Detalhe da obra Sem título (1961), da fase "Anóbios" de Ivan Serpa. (Foto: Divulgação).
Ensaio

Professores de uma geração moderna

Felipe Molitor
23 fev 2021, 12h14

Em cartaz na São Paulo pandêmica, duas silenciosas exposições retrospectivas repassam a trajetória de duas figuras essenciais para a arte brasileira: a polonesa Fayga Ostrower (1920–2001), na Pina Estação, e o carioca Ivan Serpa (1923–73), no Centro Cultural Banco do Brasil. Cada uma das mostras apresenta mais de cem trabalhos nas diversas linguagens exploradas por eles — desenhos, pinturas, aquarelas, ilustrações e gravuras de todo tipo. Embora tivessem práticas absolutamente distintas entre si, ambos engrossaram o mesmo caldo cultural de uma geração que, a partir das décadas de 1940 e 1950, seguiu perseguindo as “novidades” de uma modernidade cada vez mais internacional, ao passo que abria caminhos mais autóctones para as artes visuais em um Brasil persistentemente conservador. 

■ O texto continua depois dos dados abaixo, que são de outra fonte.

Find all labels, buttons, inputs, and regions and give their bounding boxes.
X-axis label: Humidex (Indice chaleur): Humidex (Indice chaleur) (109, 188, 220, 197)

Ostrower e Serpa viveram a maior parte da vida no Rio de Janeiro e tiveram um mestre em comum no início de seus estudos, o multiartista austríaco Axl Leskoschek, que morou e trabalhou intensamente na capital brasileira após fugir da perseguição nazista em 1939. “Lesko lesko” trouxe na bagagem um imenso repertório como gravurista, introduzindo uma série de técnicas com papel, madeira e pedra, aulas sobre pintura, desenho e composição, atravessado sempre por uma poética ligada ao expressionismo. Foi a partir daí que a até então autodidata Fayga Ostrower abriu-se para o exercício da arte impressa e abstrata, e assim permaneceu até o fim da vida.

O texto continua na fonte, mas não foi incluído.